Такая дорога могла привести меня в Апаран, Бюракан, Гехард. Такое чувство могло привести меня только на Севан.
О эти знаменитые места! Я их опасаюсь. Как бы скептически ни настраивал я себя, в дороге непременно нарастает ожидание некоего восторга, откровения и счастья, потом все не совпадет, разочарует и распадется. Разве в воспоминаниях снова оживет и раскрасится… Сколько видел я разных маленьких Мекк, пустых, выпотрошенных, рассмотренных, как расстрелянных! Слава убийственна не только для людей.
Севан приблизился ко мне, и я не испытывал ни потрясения, ни восторга. Озеро. Красивое озеро. Даже очень красивое. Но я больше слушал какую-то тоску и тревогу – невнятная и опасная возня поднималась во мне.

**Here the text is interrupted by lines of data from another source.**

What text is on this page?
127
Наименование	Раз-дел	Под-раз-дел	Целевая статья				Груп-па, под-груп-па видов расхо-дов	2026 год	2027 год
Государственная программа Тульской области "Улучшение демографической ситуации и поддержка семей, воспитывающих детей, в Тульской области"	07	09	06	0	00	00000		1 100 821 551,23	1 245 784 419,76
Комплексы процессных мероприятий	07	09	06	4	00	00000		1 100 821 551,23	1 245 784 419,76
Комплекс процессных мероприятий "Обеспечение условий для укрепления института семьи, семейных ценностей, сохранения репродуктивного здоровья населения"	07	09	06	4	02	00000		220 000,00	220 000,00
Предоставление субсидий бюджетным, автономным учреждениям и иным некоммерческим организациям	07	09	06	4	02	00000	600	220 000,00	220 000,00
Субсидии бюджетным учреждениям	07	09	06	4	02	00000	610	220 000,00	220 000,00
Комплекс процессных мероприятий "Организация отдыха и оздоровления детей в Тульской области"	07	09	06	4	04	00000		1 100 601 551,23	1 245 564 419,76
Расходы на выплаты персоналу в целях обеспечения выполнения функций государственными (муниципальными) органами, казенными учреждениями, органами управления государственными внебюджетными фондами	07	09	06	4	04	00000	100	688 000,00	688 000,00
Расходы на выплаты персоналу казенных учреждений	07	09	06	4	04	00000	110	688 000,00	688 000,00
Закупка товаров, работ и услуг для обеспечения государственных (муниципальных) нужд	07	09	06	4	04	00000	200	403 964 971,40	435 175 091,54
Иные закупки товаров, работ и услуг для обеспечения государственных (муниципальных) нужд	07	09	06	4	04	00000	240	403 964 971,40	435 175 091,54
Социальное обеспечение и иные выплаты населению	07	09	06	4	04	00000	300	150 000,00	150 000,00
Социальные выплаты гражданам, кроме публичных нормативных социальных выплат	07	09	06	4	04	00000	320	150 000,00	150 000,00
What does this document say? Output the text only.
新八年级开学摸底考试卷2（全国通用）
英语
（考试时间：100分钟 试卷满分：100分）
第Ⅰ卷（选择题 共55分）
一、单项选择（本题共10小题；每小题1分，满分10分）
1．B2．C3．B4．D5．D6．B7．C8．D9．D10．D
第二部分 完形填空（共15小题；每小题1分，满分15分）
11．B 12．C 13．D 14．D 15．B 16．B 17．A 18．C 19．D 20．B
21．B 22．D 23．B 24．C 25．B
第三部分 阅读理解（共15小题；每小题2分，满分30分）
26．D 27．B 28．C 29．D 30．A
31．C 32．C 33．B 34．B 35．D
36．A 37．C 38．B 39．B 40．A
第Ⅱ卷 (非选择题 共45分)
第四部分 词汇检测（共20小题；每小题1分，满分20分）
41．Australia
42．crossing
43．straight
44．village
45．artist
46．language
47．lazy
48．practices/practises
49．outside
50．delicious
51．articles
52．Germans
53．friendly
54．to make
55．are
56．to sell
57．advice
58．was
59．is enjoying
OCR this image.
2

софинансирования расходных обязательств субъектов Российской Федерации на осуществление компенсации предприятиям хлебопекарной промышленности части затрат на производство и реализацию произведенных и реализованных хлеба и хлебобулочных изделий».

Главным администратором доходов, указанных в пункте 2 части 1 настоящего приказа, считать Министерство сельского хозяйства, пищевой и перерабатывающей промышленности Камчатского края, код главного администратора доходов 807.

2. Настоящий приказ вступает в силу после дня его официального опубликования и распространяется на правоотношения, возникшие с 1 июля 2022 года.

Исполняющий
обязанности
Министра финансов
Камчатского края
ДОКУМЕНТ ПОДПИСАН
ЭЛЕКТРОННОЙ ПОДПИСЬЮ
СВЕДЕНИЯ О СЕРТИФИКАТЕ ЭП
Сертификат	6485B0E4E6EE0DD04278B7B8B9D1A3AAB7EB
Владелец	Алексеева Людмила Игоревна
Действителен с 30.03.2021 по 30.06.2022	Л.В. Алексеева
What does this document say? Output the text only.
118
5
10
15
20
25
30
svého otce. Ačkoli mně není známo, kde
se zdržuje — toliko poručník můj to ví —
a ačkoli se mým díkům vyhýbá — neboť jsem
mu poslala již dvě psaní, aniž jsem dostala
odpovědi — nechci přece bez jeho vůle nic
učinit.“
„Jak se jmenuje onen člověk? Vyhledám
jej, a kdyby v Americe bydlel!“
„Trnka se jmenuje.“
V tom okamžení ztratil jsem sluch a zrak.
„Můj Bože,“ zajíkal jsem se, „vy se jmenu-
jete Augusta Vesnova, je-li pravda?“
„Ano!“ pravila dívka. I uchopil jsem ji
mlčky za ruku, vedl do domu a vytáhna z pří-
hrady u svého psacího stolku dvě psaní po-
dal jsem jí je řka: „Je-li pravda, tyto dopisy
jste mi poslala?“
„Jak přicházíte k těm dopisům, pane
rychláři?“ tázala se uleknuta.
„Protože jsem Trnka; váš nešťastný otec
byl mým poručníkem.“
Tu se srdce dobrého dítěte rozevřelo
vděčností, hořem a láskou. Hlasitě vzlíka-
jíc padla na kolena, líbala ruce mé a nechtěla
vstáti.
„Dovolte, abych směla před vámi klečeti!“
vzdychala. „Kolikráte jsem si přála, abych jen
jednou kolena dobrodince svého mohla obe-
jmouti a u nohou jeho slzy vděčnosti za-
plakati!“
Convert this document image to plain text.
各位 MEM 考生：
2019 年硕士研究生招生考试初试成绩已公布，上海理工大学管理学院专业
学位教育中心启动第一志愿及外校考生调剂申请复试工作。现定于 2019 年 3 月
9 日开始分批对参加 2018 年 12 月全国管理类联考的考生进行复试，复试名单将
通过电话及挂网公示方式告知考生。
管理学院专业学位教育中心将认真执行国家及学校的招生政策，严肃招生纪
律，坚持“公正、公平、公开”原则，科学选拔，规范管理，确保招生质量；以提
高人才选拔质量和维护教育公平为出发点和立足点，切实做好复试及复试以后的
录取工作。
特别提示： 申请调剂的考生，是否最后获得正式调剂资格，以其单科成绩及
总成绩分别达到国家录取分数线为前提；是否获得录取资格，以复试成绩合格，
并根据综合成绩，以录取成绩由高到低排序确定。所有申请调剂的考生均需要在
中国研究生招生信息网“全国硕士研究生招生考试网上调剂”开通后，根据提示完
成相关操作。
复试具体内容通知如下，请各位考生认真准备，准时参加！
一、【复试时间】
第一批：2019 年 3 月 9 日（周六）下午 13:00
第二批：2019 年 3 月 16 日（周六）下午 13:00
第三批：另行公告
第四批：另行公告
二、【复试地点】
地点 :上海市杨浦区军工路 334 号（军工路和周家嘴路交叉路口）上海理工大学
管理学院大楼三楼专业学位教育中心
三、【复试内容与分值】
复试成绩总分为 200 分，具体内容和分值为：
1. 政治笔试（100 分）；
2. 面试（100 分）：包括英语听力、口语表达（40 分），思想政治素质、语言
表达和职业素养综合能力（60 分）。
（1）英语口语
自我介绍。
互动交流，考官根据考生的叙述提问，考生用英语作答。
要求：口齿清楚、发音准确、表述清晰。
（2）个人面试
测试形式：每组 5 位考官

Свет… Слишком много света.
Сейчас я ловлю себя на том, что, когда говорил «линия и цвет», я не был точен. Я скорее следовал традиции, нежели собственному ощущению. Я скорее отдавал дань Сарьяну, чем натуре. Может быть, моя привычка и склонность к северным гаммам не давала мне возможности оценить резкую подлинность красок юга. Во всяком случае, ничего своего в ощущении цвета в Армении у меня не было. Хотя, конечно, я легко отдаю должное их подлинности по сравнению, например, с красками наших поддельных черноморских субтропиков…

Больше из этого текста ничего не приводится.